E ciò facendo applicazione delle prescrizioni dell'art. 17 del D.ls 175/2016 secondo cui “la quota di partecipazione del soggetto privato non può essere inferiore al trenta per cento”, coerentemente con la previsione dell’art. 17, d.lgs. n. 175 del 2016 ed alla luce della motivazione per cui il rapporto pubblico/privato debba essere del 51% al 49 % per garantire anche un necessario controllo da parte dell’Amministrazione sulle scelte fondamentali della società”.
Ed inoltre la giurisprudenza del Consiglio di Stato – parere 687/22 - ha esaminato più volte la questione concernente l’ammissibilità di forme di gestione delle farmacie comunali non previste dall’articolo 9 della l. 475 del 1968, poiché, ad esempio, fra le forme di gestione individuate dalla predetta norma speciale non è stato previsto l’affidamento in concessione a terzi.
Farmacie Comunali, le partecipazioni indirette
Sul punto osserva la sentenza, sez. III, 13 novembre 2014, n. 5587, che lo stesso legislatore ha previsto forme di gestione del servizio farmaceutico comunale ulteriori rispetto a quelle indicate nell'art. 9 della legge 475 del 1968 che, dunque, non sono tassative.
Ed invero, “non si dubita … che la gestione di una farmacia comunale possa essere esercitata da un comune mediante società di capitali a partecipazione totalitaria pubblica (in house), benché tale modalità non sia stata prevista dal legislatore del 1968 (e del 1991), in coerenza con l’evolversi degli strumenti che l’ordinamento ha assegnato agli enti pubblici per svolgere le funzioni loro assegnate; e non si dubita che la gestione possa essere esercitata, come si è accennato, anche da società miste pubblico/private (…), con il superamento del limite dettato dall’art. 9 della l. n. 475 del 1968, secondo cui la gestione poteva essere affidata a società solo se costituite tra il comune e i farmacisti. (…) L’affidamento della gestione è peraltro consentito in house a patto che il Comune eserciti sulla società un “controllo analogo” a quello che eserciterebbe su proprie strutture organizzative, nel concetto di controllo analogo essendo peraltro ricompresa la destinazione prevalente dell’attività dell’ente in house in favore dell’amministrazione aggiudicatrice”.

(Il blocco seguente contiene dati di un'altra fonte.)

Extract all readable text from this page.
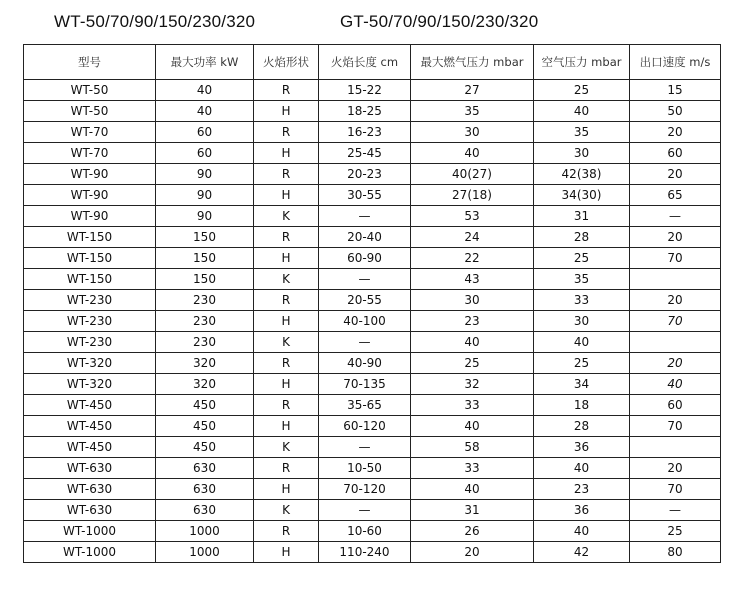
WT-50/70/90/150/230/320	GT-50/70/90/150/230/320
型号	最大功率 kW	火焰形状	火焰长度 cm	最大燃气压力 mbar	空气压力 mbar	出口速度 m/s
WT-50	40	R	15-22	27	25	15
WT-50	40	H	18-25	35	40	50
WT-70	60	R	16-23	30	35	20
WT-70	60	H	25-45	40	30	60
WT-90	90	R	20-23	40(27)	42(38)	20
WT-90	90	H	30-55	27(18)	34(30)	65
WT-90	90	K	—	53	31	—
WT-150	150	R	20-40	24	28	20
WT-150	150	H	60-90	22	25	70
WT-150	150	K	—	43	35	
WT-230	230	R	20-55	30	33	20
WT-230	230	H	40-100	23	30	70
WT-230	230	K	—	40	40	
WT-320	320	R	40-90	25	25	20
WT-320	320	H	70-135	32	34	40
WT-450	450	R	35-65	33	18	60
WT-450	450	H	60-120	40	28	70
WT-450	450	K	—	58	36	
WT-630	630	R	10-50	33	40	20
WT-630	630	H	70-120	40	23	70
WT-630	630	K	—	31	36	—
WT-1000	1000	R	10-60	26	40	25
WT-1000	1000	H	110-240	20	42	80
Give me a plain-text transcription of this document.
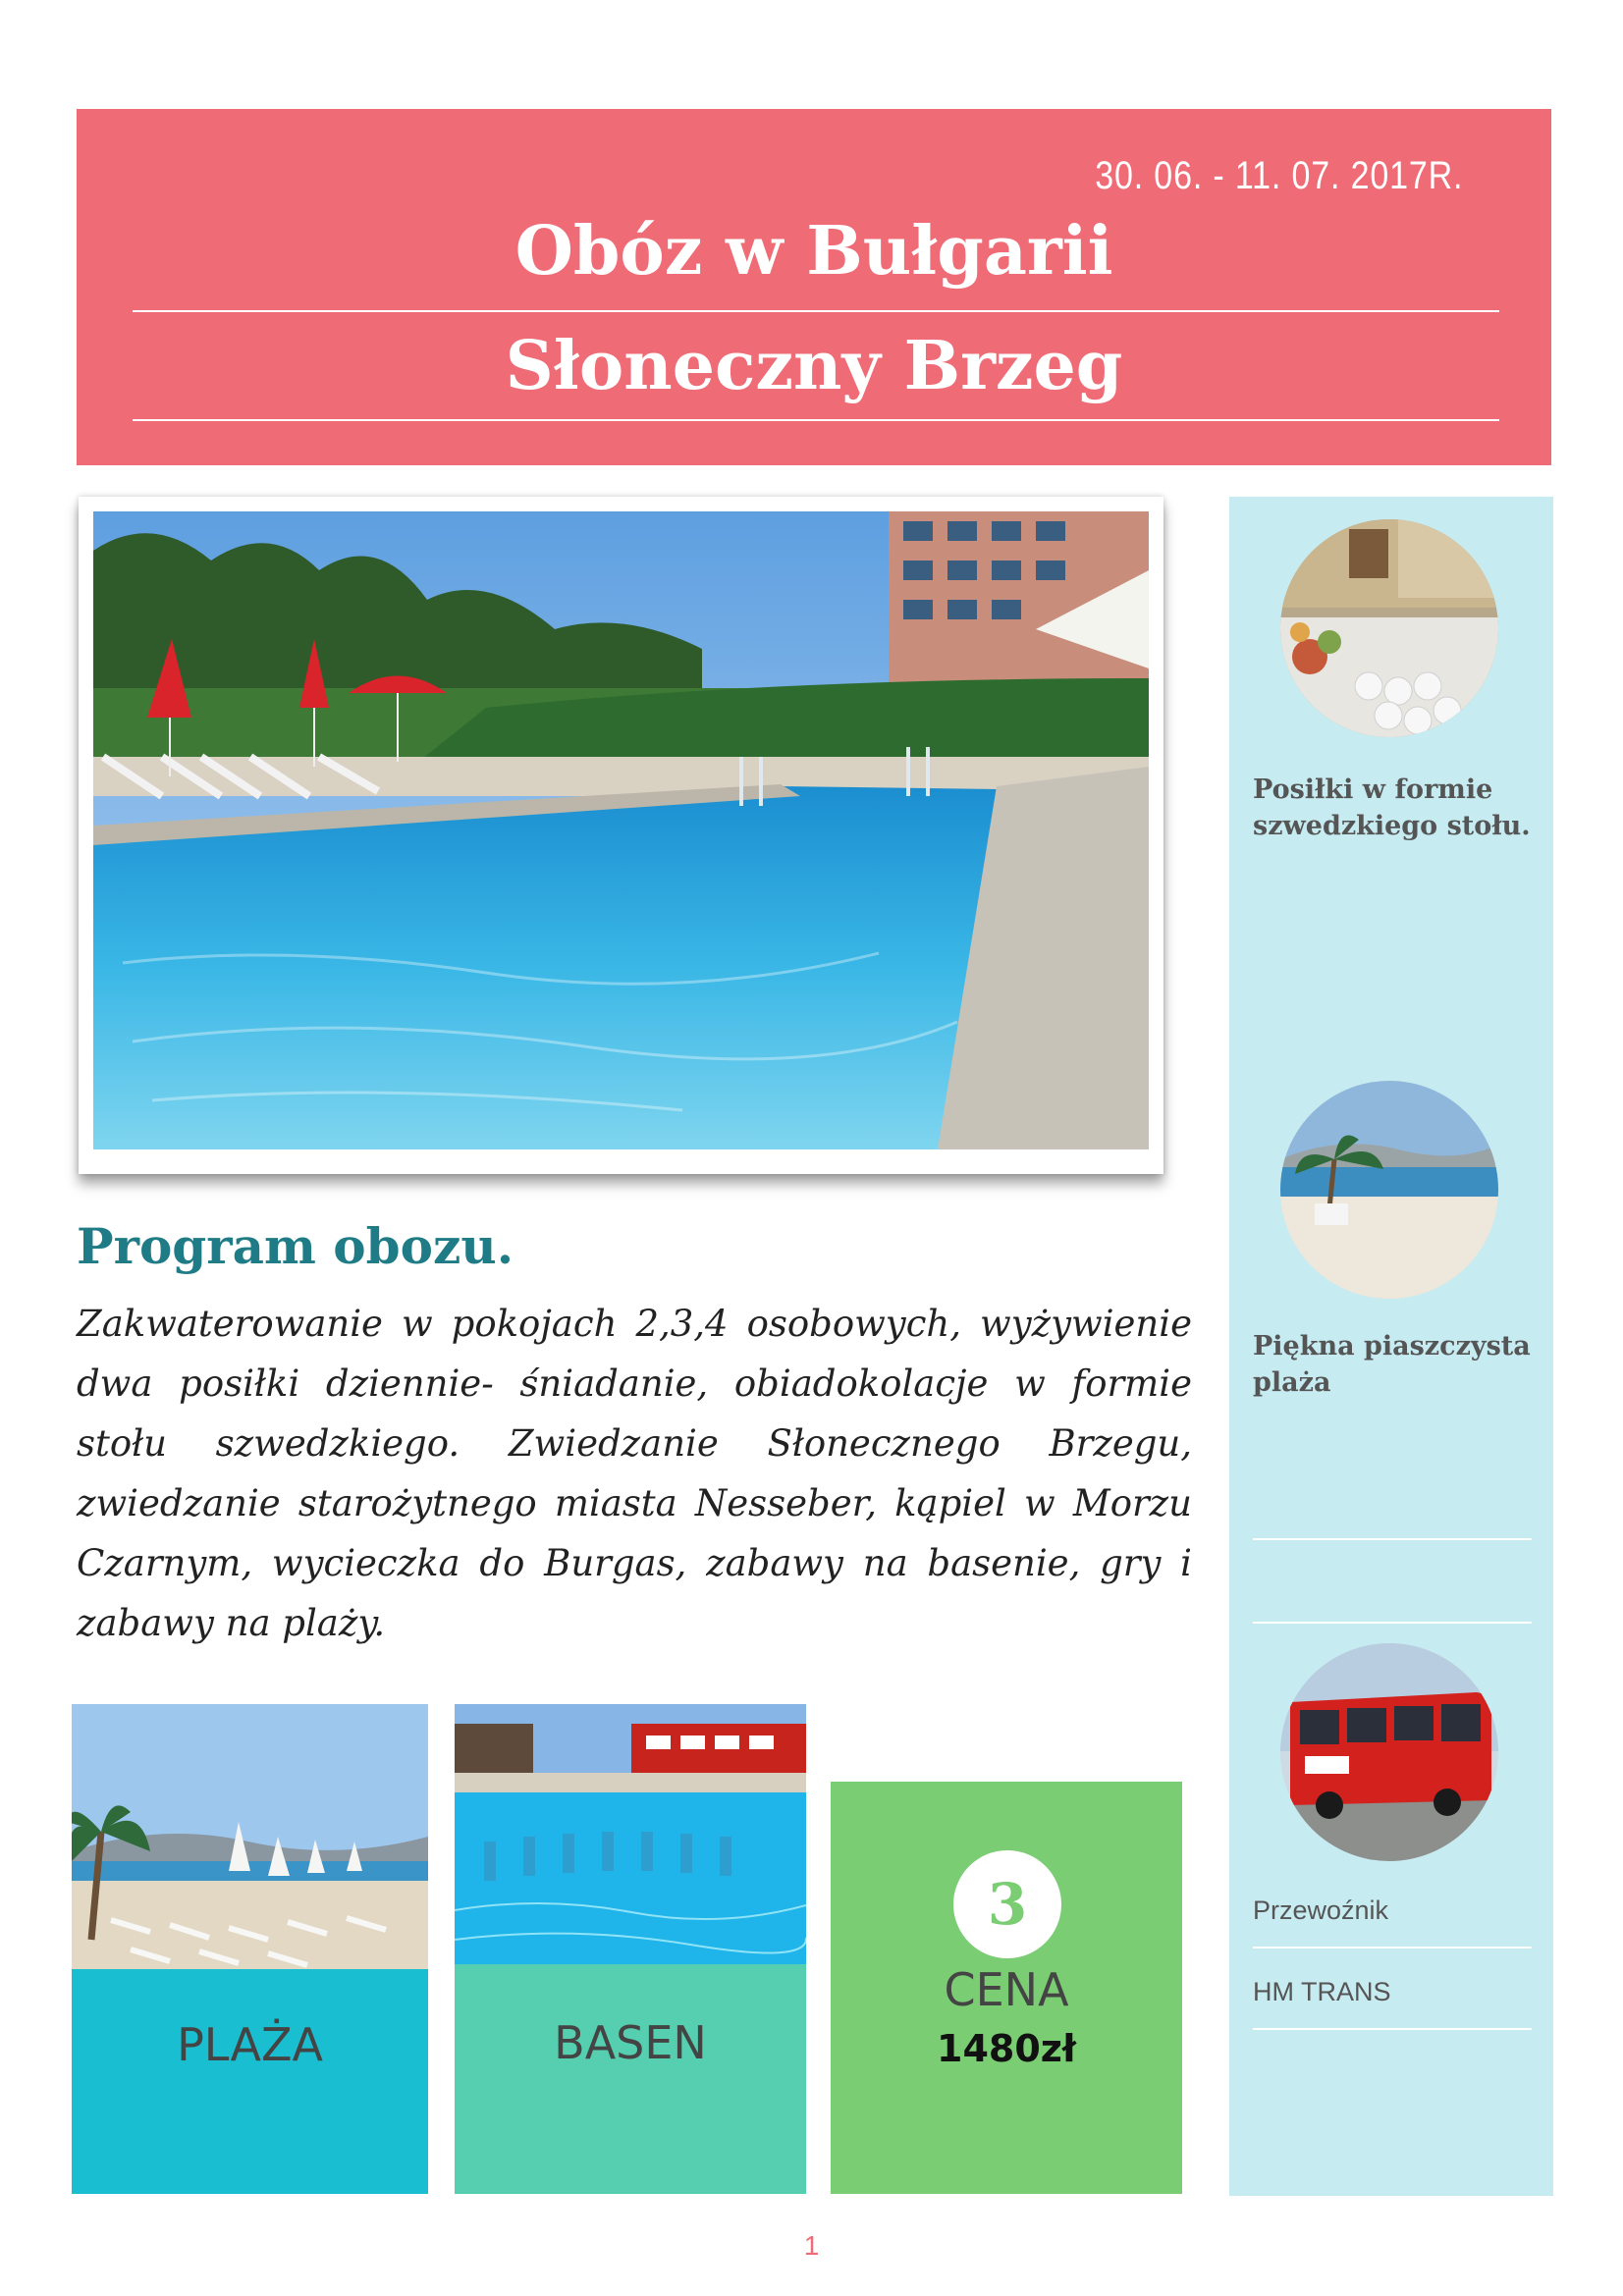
30. 06. - 11. 07. 2017R.
Obóz w Bułgarii
Słoneczny Brzeg
Program obozu.
Zakwaterowanie w pokojach 2,3,4 osobowych, wyżywienie dwa posiłki dziennie- śniadanie, obiadokolacje w formie stołu szwedzkiego. Zwiedzanie Słonecznego Brzegu, zwiedzanie starożytnego miasta Nesseber, kąpiel w Morzu Czarnym, wycieczka do Burgas, zabawy na basenie, gry i zabawy na plaży.
PLAŻA	BASEN
3
CENA
1480zł
Posiłki w formie szwedzkiego stołu.
Piękna piaszczysta plaża
Przewoźnik
HM TRANS
1
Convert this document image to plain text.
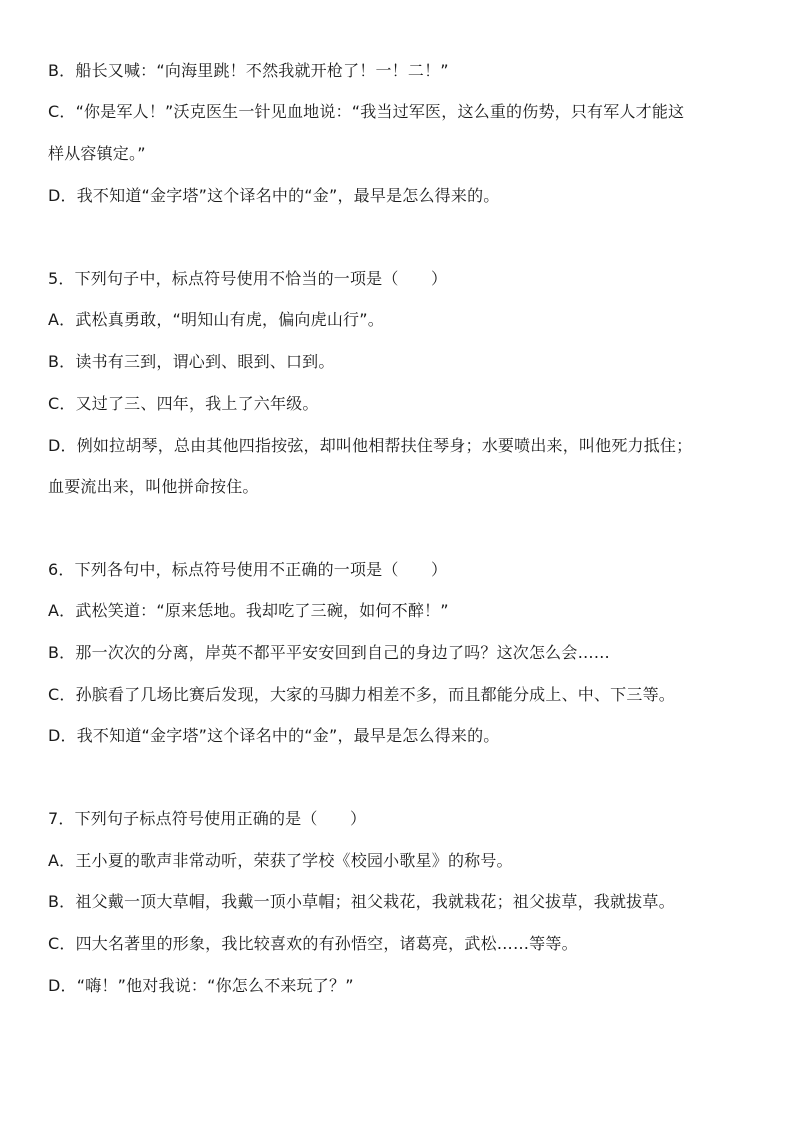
B．船长又喊：“向海里跳！不然我就开枪了！一！二！”
C．“你是军人！”沃克医生一针见血地说：“我当过军医，这么重的伤势，只有军人才能这
样从容镇定。”
D．我不知道“金字塔”这个译名中的“金”，最早是怎么得来的。
5．下列句子中，标点符号使用不恰当的一项是（　　）
A．武松真勇敢，“明知山有虎，偏向虎山行”。
B．读书有三到，谓心到、眼到、口到。
C．又过了三、四年，我上了六年级。
D．例如拉胡琴，总由其他四指按弦，却叫他相帮扶住琴身；水要喷出来，叫他死力抵住；
血要流出来，叫他拼命按住。
6．下列各句中，标点符号使用不正确的一项是（　　）
A．武松笑道：“原来恁地。我却吃了三碗，如何不醉！”
B．那一次次的分离，岸英不都平平安安回到自己的身边了吗？这次怎么会……
C．孙膑看了几场比赛后发现，大家的马脚力相差不多，而且都能分成上、中、下三等。
D．我不知道“金字塔”这个译名中的“金”，最早是怎么得来的。
7．下列句子标点符号使用正确的是（　　）
A．王小夏的歌声非常动听，荣获了学校《校园小歌星》的称号。
B．祖父戴一顶大草帽，我戴一顶小草帽；祖父栽花，我就栽花；祖父拔草，我就拔草。
C．四大名著里的形象，我比较喜欢的有孙悟空，诸葛亮，武松……等等。
D．“嗨！”他对我说：“你怎么不来玩了？”
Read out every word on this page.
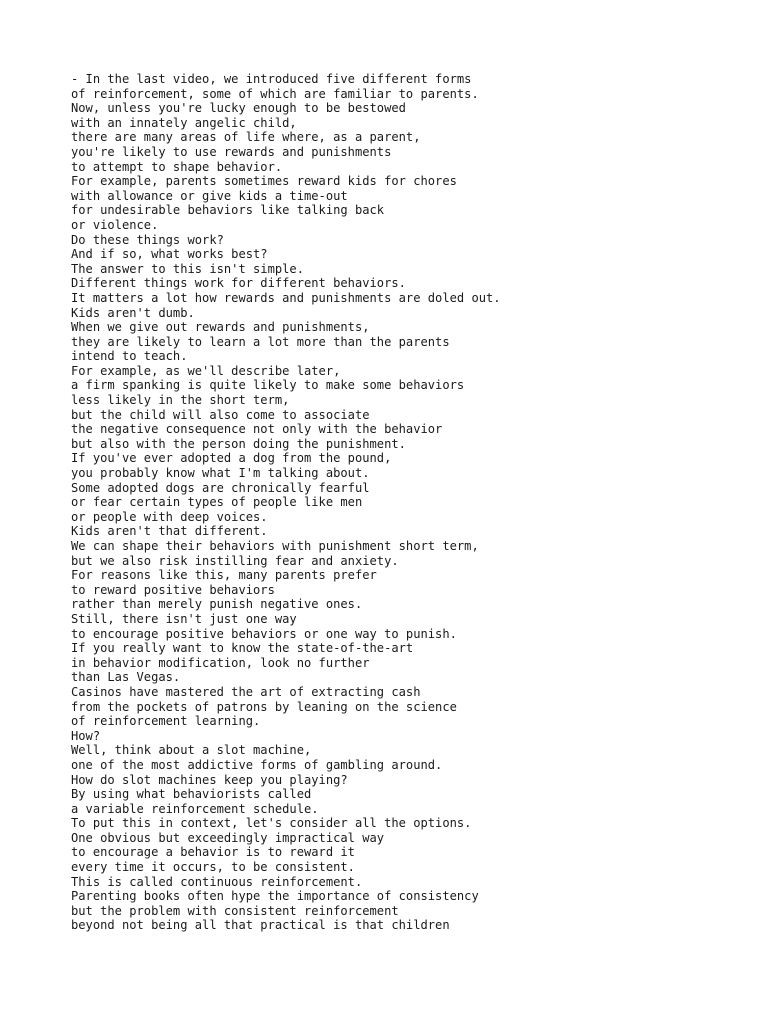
- In the last video, we introduced five different forms
of reinforcement, some of which are familiar to parents.
Now, unless you're lucky enough to be bestowed
with an innately angelic child,
there are many areas of life where, as a parent,
you're likely to use rewards and punishments
to attempt to shape behavior.
For example, parents sometimes reward kids for chores
with allowance or give kids a time-out
for undesirable behaviors like talking back
or violence.
Do these things work?
And if so, what works best?
The answer to this isn't simple.
Different things work for different behaviors.
It matters a lot how rewards and punishments are doled out.
Kids aren't dumb.
When we give out rewards and punishments,
they are likely to learn a lot more than the parents
intend to teach.
For example, as we'll describe later,
a firm spanking is quite likely to make some behaviors
less likely in the short term,
but the child will also come to associate
the negative consequence not only with the behavior
but also with the person doing the punishment.
If you've ever adopted a dog from the pound,
you probably know what I'm talking about.
Some adopted dogs are chronically fearful
or fear certain types of people like men
or people with deep voices.
Kids aren't that different.
We can shape their behaviors with punishment short term,
but we also risk instilling fear and anxiety.
For reasons like this, many parents prefer
to reward positive behaviors
rather than merely punish negative ones.
Still, there isn't just one way
to encourage positive behaviors or one way to punish.
If you really want to know the state-of-the-art
in behavior modification, look no further
than Las Vegas.
Casinos have mastered the art of extracting cash
from the pockets of patrons by leaning on the science
of reinforcement learning.
How?
Well, think about a slot machine,
one of the most addictive forms of gambling around.
How do slot machines keep you playing?
By using what behaviorists called
a variable reinforcement schedule.
To put this in context, let's consider all the options.
One obvious but exceedingly impractical way
to encourage a behavior is to reward it
every time it occurs, to be consistent.
This is called continuous reinforcement.
Parenting books often hype the importance of consistency
but the problem with consistent reinforcement
beyond not being all that practical is that children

È stato altresì chiarito con la stessa pronuncia che “si deve ritenere che un comune, nel caso in cui non intenda utilizzare per la gestione di una farmacia comunale i sistemi di gestione diretta disciplinati dall’art. 9 della legge n. 475 del 1968, possa utilizzare modalità diverse di gestione anche non dirette; purché l’esercizio della farmacia avvenga nel rispetto delle regole e dei vincoli imposti all’esercente a tutela dell’interesse pubblico. In tale contesto, pur non potendosi estendere alle farmacie comunali tutte le regole dettate per i servizi pubblici di rilevanza economica, non può oramai più ritenersi escluso l’affidamento in concessione a terzi della gestione delle farmacie comunali attraverso procedure di evidenza pubblica.
Del resto l’affidamento in concessione a terzi attraverso gare ad evidenza pubblica costituisce la modalità ordinaria per la scelta di un soggetto diverso dalla stessa amministrazione che intenda svolgere un servizio pubblico”.
Peraltro, si ritiene oggi unanimemente che l’assenza di una norma positiva che autorizzi la dissociazione tra titolarità e gestione non crei un ostacolo insormontabile all’adozione del modello concessorio.
Con riguardo al profilo afferente alla tutela della salute, l’obiettivo del mantenimento in capo al Comune delle proprie prerogative di Ente che persegue fini pubblicistici può essere garantito – in caso di affidamento a terzi – dalle specifiche regole di gara e, più precisamente, dagli obblighi di servizio pubblico da imporre al concessionario, idonei a permettere un controllo costante sull’attività del gestore e di garantire standard adeguati di tutela dei cittadini. In questo senso, l’impostazione risulta perfettamente in linea con il principio comunitario di proporzionalità, per cui le restrizioni al regime di piena concorrenza sono effettivamente ammesse nei limiti in cui risulti strettamente necessario con l’obiettivo da perseguire (nella specie, la salvaguardia della salute pubblica e del benessere dei cittadini) (così T.A.R. Lombardia, Brescia, sez. II, 1 marzo 2016, n. 309).